Donald McFireson as a naval fighter on board the USS Esix aircraft carrier at the Pacific theater, where he participated in the Japanese forces in recent years of the war. Get The gold medal in Congress And three distinct flight intersections to serve it
However, his daughter Beth Delapar said that his loved ones have always felt that McFireson preferred a legacy that reflects his dedication to faith, family and society instead of his exploits in wartime.
“When everything is done and the father lists the things he wants to remember … his first thing is that he is a man of faith,” she said to a newspaper Beatrice Daily SunIt is the Southeast Nebraska newspaper, which was first reported that McFireson died on August 14.
She said, “It was not even these subsequent years in his life, as he had a lot of decorations and medals.”
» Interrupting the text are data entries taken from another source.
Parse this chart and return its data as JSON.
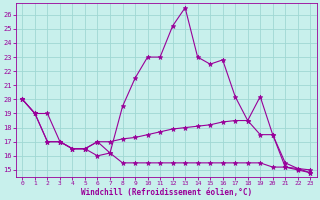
{
  "xlabel": "Windchill (Refroidissement éolien,°C)",
  "background_color": "#c8f0ec",
  "grid_color": "#a0d8d4",
  "line_color": "#990099",
  "xlim": [
    -0.5,
    23.5
  ],
  "ylim": [
    14.5,
    26.8
  ],
  "yticks": [
    15,
    16,
    17,
    18,
    19,
    20,
    21,
    22,
    23,
    24,
    25,
    26
  ],
  "xticks": [
    0,
    1,
    2,
    3,
    4,
    5,
    6,
    7,
    8,
    9,
    10,
    11,
    12,
    13,
    14,
    15,
    16,
    17,
    18,
    19,
    20,
    21,
    22,
    23
  ],
  "series": [
    {
      "x": [
        0,
        1,
        2,
        3,
        4,
        5,
        6,
        7,
        8,
        9,
        10,
        11,
        12,
        13,
        14,
        15,
        16,
        17,
        18,
        19,
        20,
        21,
        22,
        23
      ],
      "y": [
        20.0,
        19.0,
        19.0,
        17.0,
        16.5,
        16.5,
        17.0,
        16.2,
        19.5,
        21.5,
        23.0,
        23.0,
        25.2,
        26.5,
        23.0,
        22.5,
        22.8,
        20.2,
        18.5,
        20.2,
        17.5,
        15.2,
        15.1,
        14.8
      ]
    },
    {
      "x": [
        0,
        1,
        2,
        3,
        4,
        5,
        6,
        7,
        8,
        9,
        10,
        11,
        12,
        13,
        14,
        15,
        16,
        17,
        18,
        19,
        20,
        21,
        22,
        23
      ],
      "y": [
        20.0,
        19.0,
        17.0,
        17.0,
        16.5,
        16.5,
        17.0,
        17.0,
        17.2,
        17.3,
        17.5,
        17.7,
        17.9,
        18.0,
        18.1,
        18.2,
        18.4,
        18.5,
        18.5,
        17.5,
        17.5,
        15.5,
        15.1,
        15.0
      ]
    },
    {
      "x": [
        0,
        1,
        2,
        3,
        4,
        5,
        6,
        7,
        8,
        9,
        10,
        11,
        12,
        13,
        14,
        15,
        16,
        17,
        18,
        19,
        20,
        21,
        22,
        23
      ],
      "y": [
        20.0,
        19.0,
        17.0,
        17.0,
        16.5,
        16.5,
        16.0,
        16.2,
        15.5,
        15.5,
        15.5,
        15.5,
        15.5,
        15.5,
        15.5,
        15.5,
        15.5,
        15.5,
        15.5,
        15.5,
        15.2,
        15.2,
        15.0,
        14.8
      ]
    }
  ]
}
McPherson was listed as the last AS in the United States of the conflict by both the American Fighter Association and the Fegen Fighters Wwii Museum. He was generosity In the museum’s victory in sea It happened last weekend in Minnesota. In order to be considered ACE, the pilot must shoot down five or more aircraft.
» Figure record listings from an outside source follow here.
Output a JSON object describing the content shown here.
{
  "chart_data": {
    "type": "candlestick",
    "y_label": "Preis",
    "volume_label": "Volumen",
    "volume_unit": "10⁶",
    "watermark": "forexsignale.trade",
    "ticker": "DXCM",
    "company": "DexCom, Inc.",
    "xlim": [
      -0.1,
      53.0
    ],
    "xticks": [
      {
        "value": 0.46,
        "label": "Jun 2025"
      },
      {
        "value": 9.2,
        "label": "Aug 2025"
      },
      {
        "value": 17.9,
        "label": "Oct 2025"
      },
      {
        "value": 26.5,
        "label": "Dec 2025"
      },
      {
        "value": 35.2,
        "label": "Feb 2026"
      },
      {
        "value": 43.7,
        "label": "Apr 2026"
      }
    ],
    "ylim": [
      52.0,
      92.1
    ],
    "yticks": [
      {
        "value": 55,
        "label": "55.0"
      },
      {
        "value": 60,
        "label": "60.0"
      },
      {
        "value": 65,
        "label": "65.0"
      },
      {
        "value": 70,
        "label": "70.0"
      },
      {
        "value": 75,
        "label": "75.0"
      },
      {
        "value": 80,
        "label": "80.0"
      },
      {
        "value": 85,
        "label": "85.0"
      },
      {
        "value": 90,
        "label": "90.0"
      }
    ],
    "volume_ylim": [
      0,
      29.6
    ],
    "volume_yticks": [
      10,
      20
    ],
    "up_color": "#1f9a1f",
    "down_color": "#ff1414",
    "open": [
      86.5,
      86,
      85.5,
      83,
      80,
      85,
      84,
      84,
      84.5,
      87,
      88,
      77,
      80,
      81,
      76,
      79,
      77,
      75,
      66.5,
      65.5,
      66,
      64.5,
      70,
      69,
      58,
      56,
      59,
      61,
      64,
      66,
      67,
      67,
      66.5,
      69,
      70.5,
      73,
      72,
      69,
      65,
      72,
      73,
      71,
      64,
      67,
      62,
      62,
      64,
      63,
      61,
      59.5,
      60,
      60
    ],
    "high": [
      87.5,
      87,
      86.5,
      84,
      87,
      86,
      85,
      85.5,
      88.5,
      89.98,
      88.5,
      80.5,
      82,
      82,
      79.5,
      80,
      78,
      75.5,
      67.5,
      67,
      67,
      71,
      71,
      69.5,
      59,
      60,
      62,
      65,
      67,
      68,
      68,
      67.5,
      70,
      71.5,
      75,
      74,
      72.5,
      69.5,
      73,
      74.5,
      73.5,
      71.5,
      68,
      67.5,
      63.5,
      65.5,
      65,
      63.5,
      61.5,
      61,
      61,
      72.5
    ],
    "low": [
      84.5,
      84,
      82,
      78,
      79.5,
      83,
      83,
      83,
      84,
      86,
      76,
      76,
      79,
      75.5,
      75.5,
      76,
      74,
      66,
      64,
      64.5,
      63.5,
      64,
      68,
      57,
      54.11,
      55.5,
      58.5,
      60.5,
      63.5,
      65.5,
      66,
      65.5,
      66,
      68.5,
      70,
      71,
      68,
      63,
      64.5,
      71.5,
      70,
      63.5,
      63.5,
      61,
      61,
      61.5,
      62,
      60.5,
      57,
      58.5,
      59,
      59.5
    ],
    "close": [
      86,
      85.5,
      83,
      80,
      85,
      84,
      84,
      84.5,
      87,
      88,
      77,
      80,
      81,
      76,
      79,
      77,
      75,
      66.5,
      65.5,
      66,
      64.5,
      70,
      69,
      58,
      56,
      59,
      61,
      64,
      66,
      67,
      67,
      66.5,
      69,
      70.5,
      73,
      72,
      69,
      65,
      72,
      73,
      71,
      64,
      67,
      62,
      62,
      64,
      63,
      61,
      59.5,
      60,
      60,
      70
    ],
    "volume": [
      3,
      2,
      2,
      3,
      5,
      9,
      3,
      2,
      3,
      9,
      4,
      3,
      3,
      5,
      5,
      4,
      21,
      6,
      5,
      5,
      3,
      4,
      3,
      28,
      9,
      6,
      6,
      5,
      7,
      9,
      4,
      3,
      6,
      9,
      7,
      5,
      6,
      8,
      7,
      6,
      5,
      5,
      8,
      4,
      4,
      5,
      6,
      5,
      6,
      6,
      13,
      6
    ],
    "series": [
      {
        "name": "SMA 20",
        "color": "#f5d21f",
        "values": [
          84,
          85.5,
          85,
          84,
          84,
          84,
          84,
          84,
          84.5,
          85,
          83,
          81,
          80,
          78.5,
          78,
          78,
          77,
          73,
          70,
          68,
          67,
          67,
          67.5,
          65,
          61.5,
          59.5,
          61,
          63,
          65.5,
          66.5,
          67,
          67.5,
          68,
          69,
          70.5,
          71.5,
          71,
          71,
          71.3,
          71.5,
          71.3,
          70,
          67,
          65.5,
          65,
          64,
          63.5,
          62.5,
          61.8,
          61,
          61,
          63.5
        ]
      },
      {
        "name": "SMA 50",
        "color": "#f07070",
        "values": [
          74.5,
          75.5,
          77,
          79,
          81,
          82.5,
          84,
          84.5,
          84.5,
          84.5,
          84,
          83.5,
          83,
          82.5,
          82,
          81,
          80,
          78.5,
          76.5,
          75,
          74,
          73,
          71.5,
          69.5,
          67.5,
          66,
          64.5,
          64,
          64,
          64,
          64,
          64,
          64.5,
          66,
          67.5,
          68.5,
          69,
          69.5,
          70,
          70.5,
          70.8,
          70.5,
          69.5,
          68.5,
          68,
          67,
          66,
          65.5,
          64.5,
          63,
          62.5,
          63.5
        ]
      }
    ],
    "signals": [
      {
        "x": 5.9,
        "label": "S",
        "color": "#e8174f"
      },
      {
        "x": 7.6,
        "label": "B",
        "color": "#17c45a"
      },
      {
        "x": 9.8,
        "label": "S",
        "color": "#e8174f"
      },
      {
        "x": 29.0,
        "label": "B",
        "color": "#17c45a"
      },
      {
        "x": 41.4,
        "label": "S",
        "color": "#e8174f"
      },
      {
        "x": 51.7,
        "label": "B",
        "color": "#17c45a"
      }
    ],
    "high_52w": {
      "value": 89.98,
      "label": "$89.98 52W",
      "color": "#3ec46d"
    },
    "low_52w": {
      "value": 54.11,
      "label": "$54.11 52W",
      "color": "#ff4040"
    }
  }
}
McFireson was recruited into the navy in 1942 when he was 18 years old. The trainees were not allowed to marry, so he and his wife Thilma tied the knot immediately after he completed the 18 -month aviation program in 1944.
He narrated one task as he shot down two Japanese planes after they noticed them low near the water in a close path. In a video clip, the Vagin Museum played in his honor, McFireson described how he pushed his plane nose down and shot the first plane, and sent this pilot to the ocean.
“But then I did a suite to find out what happened to the second. Using a full suffocating, helcat responded well, pressed the trigger and exploded,” said McFireson. “Then I turned and I made a lot of violent maneuver to try to get out of there without dropping.”
When he returned to the aircraft carrier, another sailor referred to a shot hole along the shower behind the place where he was sitting. His daughter, Donna Mold, said that her father told her that experiences like this during the war gave him a feeling that “maybe God did not have done with me.”
So after returning to his home to the family farm in Adams, Nebraska, he devoted himself to responding by helping to start the baseball and soft ball championships for children in the city and work as a scout leader and in leadership roles in the United Nations Church of Methodes, American Alabids and old warriors in foreign wars.
The community later called Ballfield McPherson Field in honor of Donald and his wife, which often maintained the result and managed the concession position during games.